A informação foi obtida pela Coordenadoria de Inteligência da SAP, a partir da apreensão de um bilhete, que estava na posse do detento identificado como Lucas Cândido. O documento, assinado por "Hierarquias/GDE", é endereçado aos membros do Comando Vermelho que estão presos e diz que o "salve" também será enviado para integrantes da facção cearense Massa Carcerária. As três facções se digladiam nas ruas do Estado, em confrontos que já deixaram milhares de mortos nos últimos anos.

"Como é sabido por todos, uma paz foi estabelecida dentro do Sistema desde 2019, que é assegurada por um 'salve' por ambas organizações. Com isso, queira sim, queira não, muitas das vezes é necessário unirmos as forças quando se trata de um mesmo ideal, de um mesmo propósito", inicia o bilhete trocado entre presos.

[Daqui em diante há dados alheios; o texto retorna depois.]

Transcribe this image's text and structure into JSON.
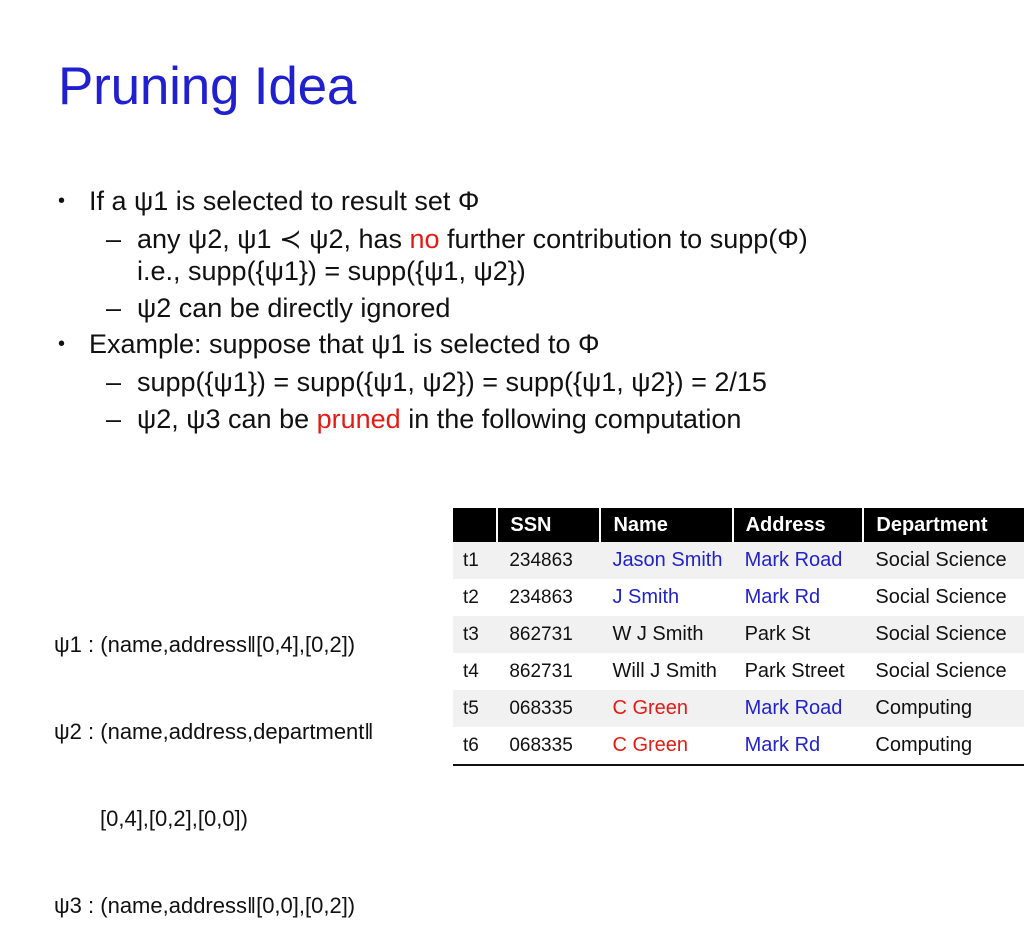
{
  "slide": {
    "title": "Pruning Idea",
    "title_color": "#2020D0",
    "accent_red": "#E41B14",
    "accent_blue": "#2222CC"
  },
  "bullets": [
    {
      "level": 1,
      "marker": "•",
      "parts": [
        {
          "text": "If a ψ1 is selected to result set Φ",
          "color": "black"
        }
      ]
    },
    {
      "level": 2,
      "marker": "–",
      "parts": [
        {
          "text": "any ψ2, ψ1 ≺ ψ2, has ",
          "color": "black"
        },
        {
          "text": "no",
          "color": "red"
        },
        {
          "text": " further contribution to supp(Φ)",
          "color": "black"
        }
      ],
      "continuation": "i.e., supp({ψ1}) = supp({ψ1, ψ2})"
    },
    {
      "level": 2,
      "marker": "–",
      "parts": [
        {
          "text": "ψ2 can be directly ignored",
          "color": "black"
        }
      ]
    },
    {
      "level": 1,
      "marker": "•",
      "parts": [
        {
          "text": "Example: suppose that ψ1 is selected to Φ",
          "color": "black"
        }
      ]
    },
    {
      "level": 2,
      "marker": "–",
      "parts": [
        {
          "text": "supp({ψ1}) = supp({ψ1, ψ2}) = supp({ψ1, ψ2}) = 2/15",
          "color": "black"
        }
      ]
    },
    {
      "level": 2,
      "marker": "–",
      "parts": [
        {
          "text": "ψ2, ψ3 can be ",
          "color": "black"
        },
        {
          "text": "pruned",
          "color": "red"
        },
        {
          "text": " in the following computation",
          "color": "black"
        }
      ]
    }
  ],
  "psi_definitions": {
    "line1": "ψ1 : (name,address‖[0,4],[0,2])",
    "line2": "ψ2 : (name,address,department‖",
    "line3": "[0,4],[0,2],[0,0])",
    "line4": "ψ3 : (name,address‖[0,0],[0,2])"
  },
  "table": {
    "headers": [
      "",
      "SSN",
      "Name",
      "Address",
      "Department"
    ],
    "rows": [
      {
        "id": "t1",
        "ssn": "234863",
        "name": "Jason Smith",
        "name_color": "blue",
        "address": "Mark Road",
        "address_color": "blue",
        "department": "Social Science",
        "department_color": "black",
        "shaded": true
      },
      {
        "id": "t2",
        "ssn": "234863",
        "name": "J Smith",
        "name_color": "blue",
        "address": "Mark Rd",
        "address_color": "blue",
        "department": "Social Science",
        "department_color": "black",
        "shaded": false
      },
      {
        "id": "t3",
        "ssn": "862731",
        "name": "W J Smith",
        "name_color": "black",
        "address": "Park St",
        "address_color": "black",
        "department": "Social Science",
        "department_color": "black",
        "shaded": true
      },
      {
        "id": "t4",
        "ssn": "862731",
        "name": "Will J Smith",
        "name_color": "black",
        "address": "Park Street",
        "address_color": "black",
        "department": "Social Science",
        "department_color": "black",
        "shaded": false
      },
      {
        "id": "t5",
        "ssn": "068335",
        "name": "C Green",
        "name_color": "red",
        "address": "Mark Road",
        "address_color": "blue",
        "department": "Computing",
        "department_color": "black",
        "shaded": true
      },
      {
        "id": "t6",
        "ssn": "068335",
        "name": "C Green",
        "name_color": "red",
        "address": "Mark Rd",
        "address_color": "blue",
        "department": "Computing",
        "department_color": "black",
        "shaded": false
      }
    ]
  }
}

A facção afirma, no documento, que, a partir do dia 2 de outubro de 2023, os detentos ligados à organização criminosa não irão para "colégio, curso, prova do livro ou trabalho. Nada que dê mídia ao secretário atual. Pois entendemos é por conta desses projetos que se tem prolongado a sua permanência", referindo-se a um "boicote" ao titular da SAP, Mauro Albuquerque.

O 'salve' diz ainda que a "reivindicação (da facção) é por aumento nos itens do malote, mudança das organizações, cada uma para suas cadeias, e visita íntima". Familiares dos detentos também realizaram um protesto, em frente ao Fórum Clóvis Beviláqua, em Fortaleza, no mesmo dia marcado pelo bilhete trocado no presídio (2 de outubro de 2023), para pedir mudanças no Sistema Penitenciário cearense.

Segundo o MPCE, Adailo de Sousa foi visto em uma reunião com outros líderes da GDE, em um banho de sol no presídio, cerca de quatro meses antes, no dia 12 de junho do ano passado. Estavam presentes também Auricélio Sousa Freitas, o 'Celim da Babilônia'; Francisco Régio de Sousa, o 'Régis do Horizonte'; e Wanderson de Abreu Rocha, o 'Véi'. O objetivo do encontro seria decidir uma separação e uma dissidência entre lideranças da facção criminosa cearense.

"Ainda acerca de informações dessa ocorrência na UP Itaitinga III, logo após as brigas entre as lideranças do grupo criminoso, houve outras movimentações da organização criminosa Guardiões do Estado – GDE, como 'salves', vídeos de expulsões de famílias, etc. Ademais, matérias jornalísticas foram vinculadas a este fato na região do Conjunto Palmeiras e Jangurussu, que são as áreas de atuação criminosa de Adailo de Sousa", completa o Ministério Público.

Pedido negado

Transferido para o Sistema Penitenciário Federal de Segurança Máxima, a defesa de Adailo de Sousa, pediu na Justiça o retorno do detento ao Sistema Penitenciário Estadual do Ceará. Ao analisar o caso, a 1ª Câmara Criminal do Tribunal de Justiça do Ceará (TJCE) acatou a manifestação do MPCE, no dia 29 de agosto deste ano, e rejeitou um recurso ingressado pela defesa. 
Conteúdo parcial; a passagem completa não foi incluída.